While money took first place among reasons for employees jumping ship—cited by 30 percent of employees and 40 percent of HR professionals—opportunity for career advancement also appeared as a significant factor.
Twenty-seven percent of workers and 48 percent of HR pros said career opportunities elsewhere were a prime reason for employees leaving their current jobs. In addition, dissatisfaction with their current jobs potential for career development was cited by 21 percent of employees and 29 percent of HR pros.
The greatest workplace malcontent was found among nonmanagement employees, as 71 percent of HR professionals said members of this group were the most likely to resign.
Concern over the sheer volume of resignations was expressed by 73 percent of HR professionals polled, and nearly half said they would shift their focus to retention programs and processes.
Special retention processes have grown sharply in popularity in the last two years, up from 35 percent in 2004 to 49 percent in 2006.

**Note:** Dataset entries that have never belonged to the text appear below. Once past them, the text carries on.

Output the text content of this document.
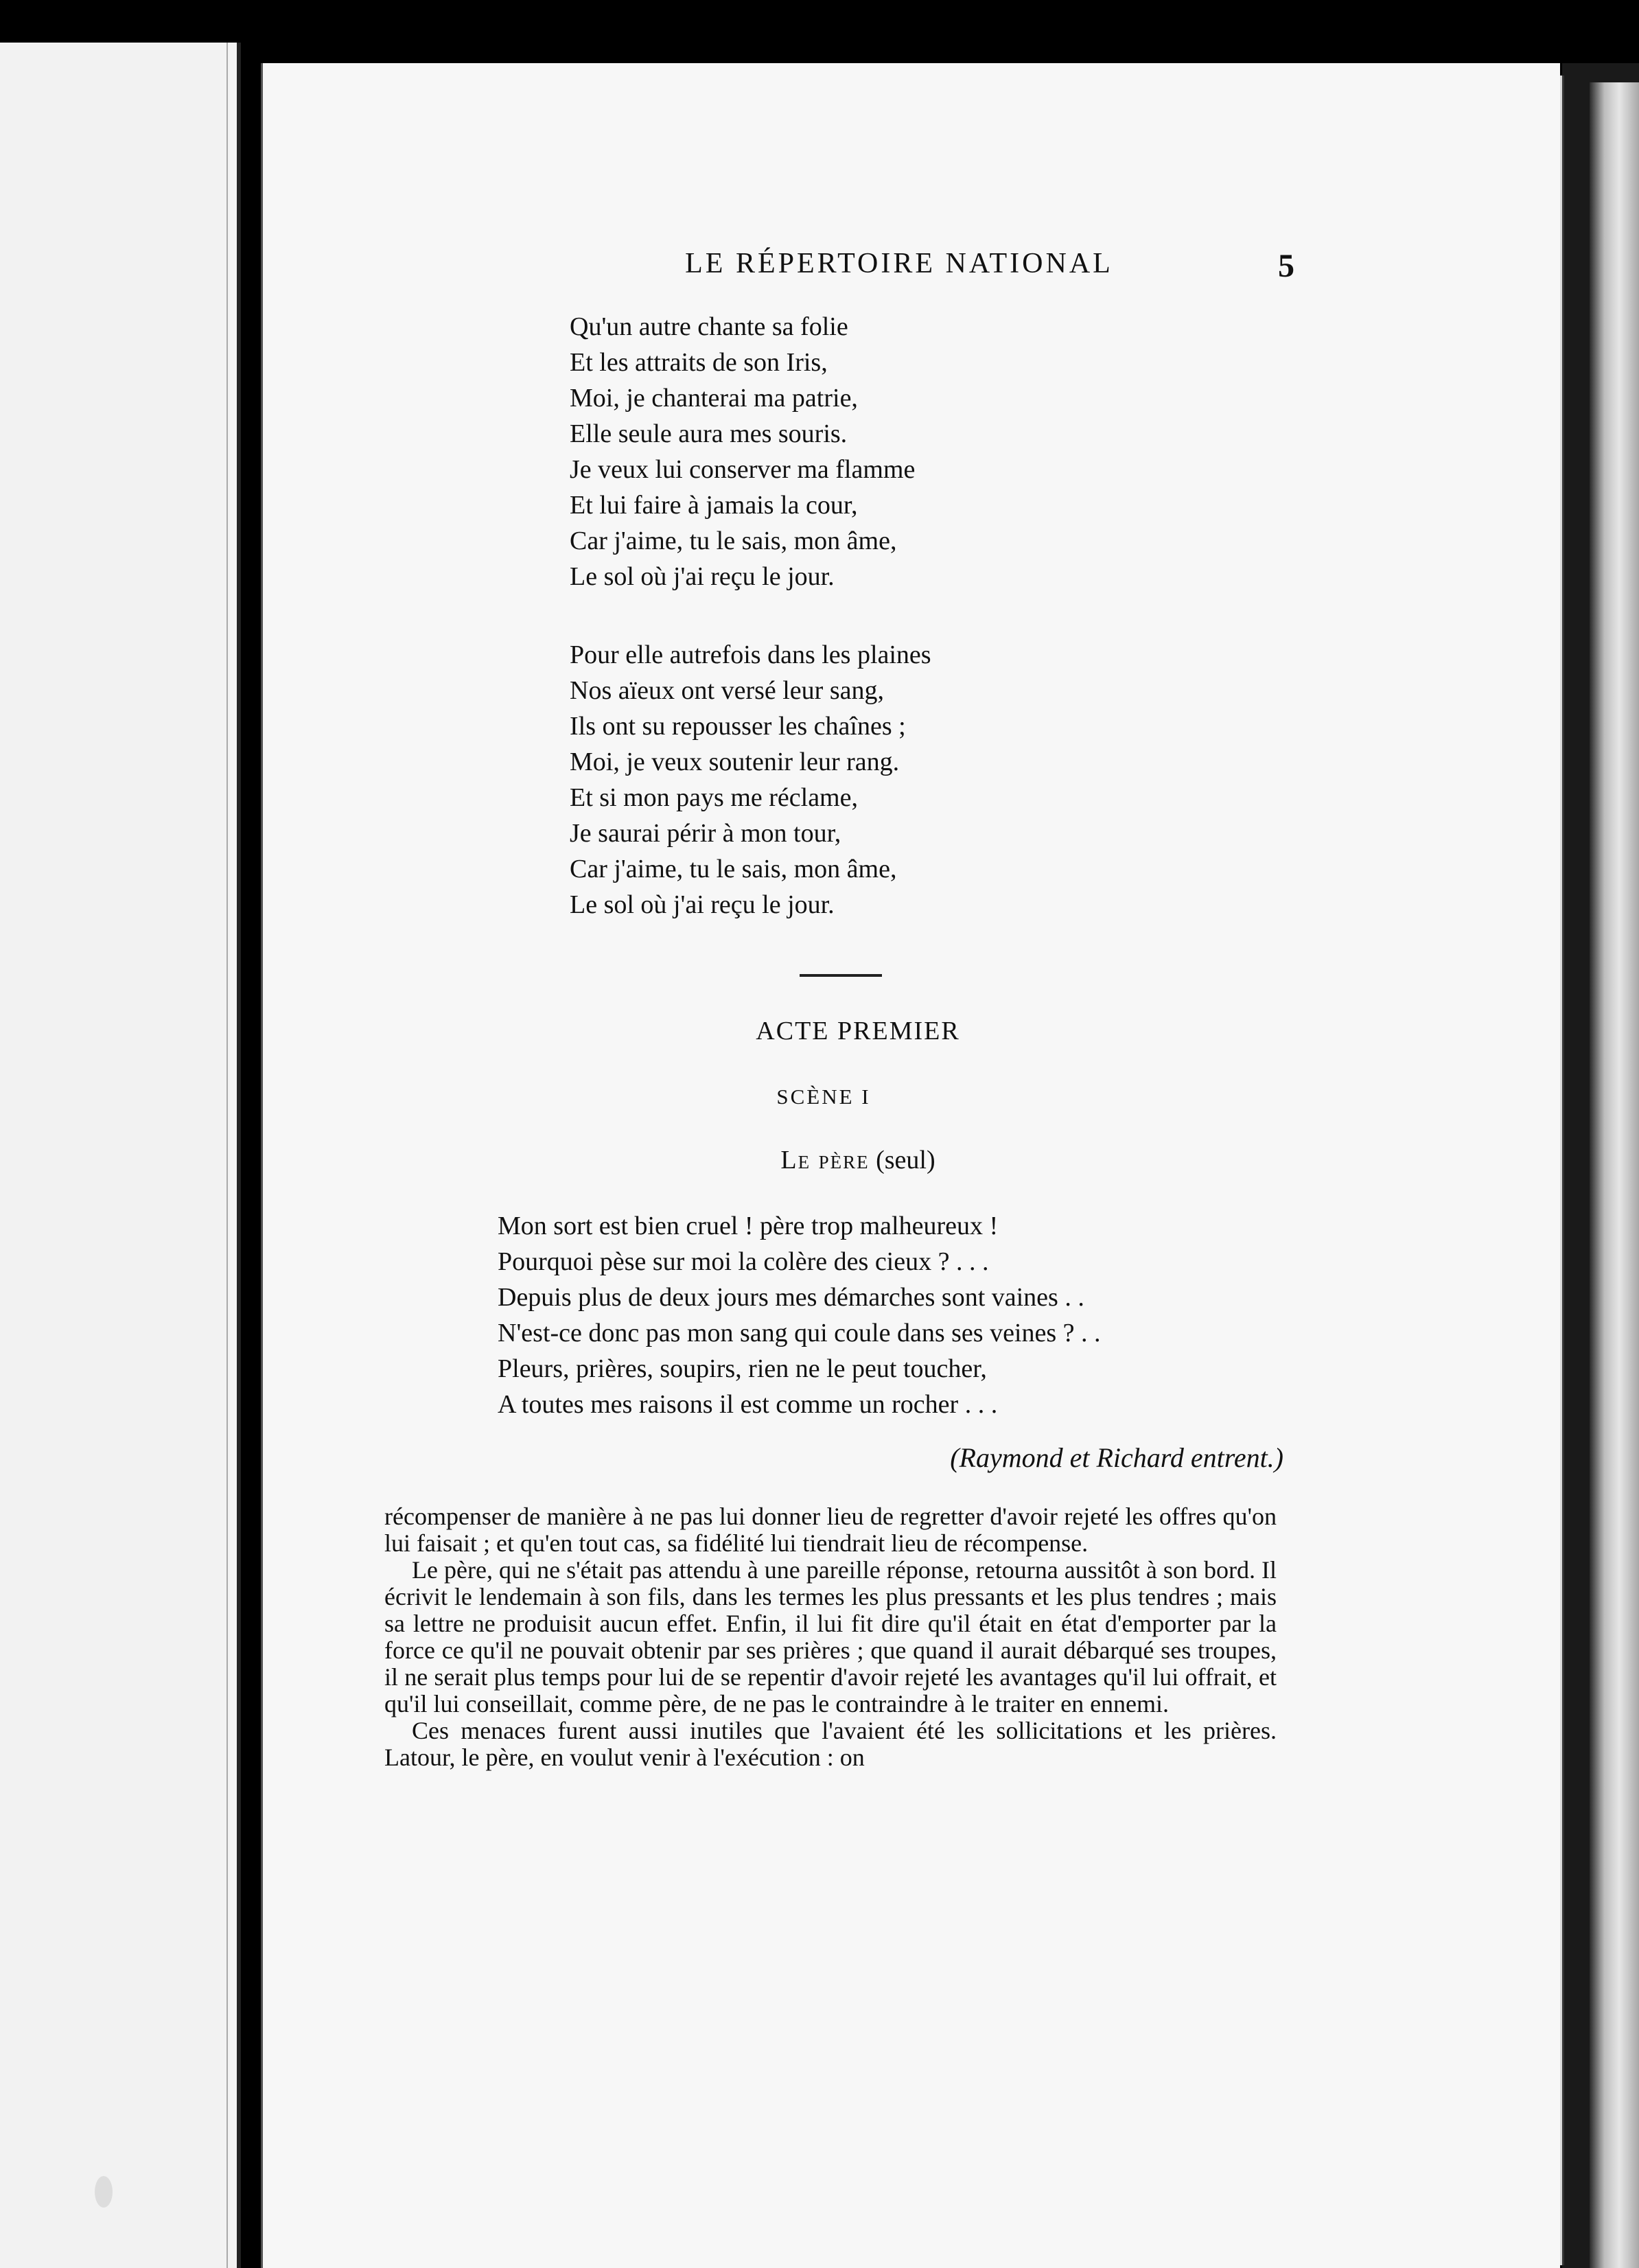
LE RÉPERTOIRE NATIONAL	5
Qu'un autre chante sa folie
Et les attraits de son Iris,
Moi, je chanterai ma patrie,
Elle seule aura mes souris.
Je veux lui conserver ma flamme
Et lui faire à jamais la cour,
Car j'aime, tu le sais, mon âme,
Le sol où j'ai reçu le jour.
Pour elle autrefois dans les plaines
Nos aïeux ont versé leur sang,
Ils ont su repousser les chaînes ;
Moi, je veux soutenir leur rang.
Et si mon pays me réclame,
Je saurai périr à mon tour,
Car j'aime, tu le sais, mon âme,
Le sol où j'ai reçu le jour.
ACTE PREMIER
SCÈNE I
Le père (seul)
Mon sort est bien cruel ! père trop malheureux !
Pourquoi pèse sur moi la colère des cieux ? . . .
Depuis plus de deux jours mes démarches sont vaines . .
N'est-ce donc pas mon sang qui coule dans ses veines ? . .
Pleurs, prières, soupirs, rien ne le peut toucher,
A toutes mes raisons il est comme un rocher . . .
(Raymond et Richard entrent.)

récompenser de manière à ne pas lui donner lieu de regretter d'avoir rejeté les offres qu'on lui faisait ; et qu'en tout cas, sa fidélité lui tiendrait lieu de récompense.

Le père, qui ne s'était pas attendu à une pareille réponse, retourna aussitôt à son bord. Il écrivit le lendemain à son fils, dans les termes les plus pressants et les plus tendres ; mais sa lettre ne produisit aucun effet. Enfin, il lui fit dire qu'il était en état d'emporter par la force ce qu'il ne pouvait obtenir par ses prières ; que quand il aurait débarqué ses troupes, il ne serait plus temps pour lui de se repentir d'avoir rejeté les avantages qu'il lui offrait, et qu'il lui conseillait, comme père, de ne pas le contraindre à le traiter en ennemi.

Ces menaces furent aussi inutiles que l'avaient été les sollicitations et les prières. Latour, le père, en voulut venir à l'exécution : on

HP pros said some of the most successful retention strategies theyd found were promoting qualified employees, offering competitive merit increases and salary adjustments, and providing career development opportunities. Among these, salary increases were the most popular and successful, but also the most difficult to arrange.
"Offering competitive salaries is important to employees; however, compensation alone is not sufficient for a complete retention strategy," said Susan Meisinger, president and CEO of SHRM, based in Alexandria, Va.
"Career development opportunities and work-life balance are also important, and employers must consider these types of benefits in their retention practices if they want to maintain or increase retention at their organizations," she said.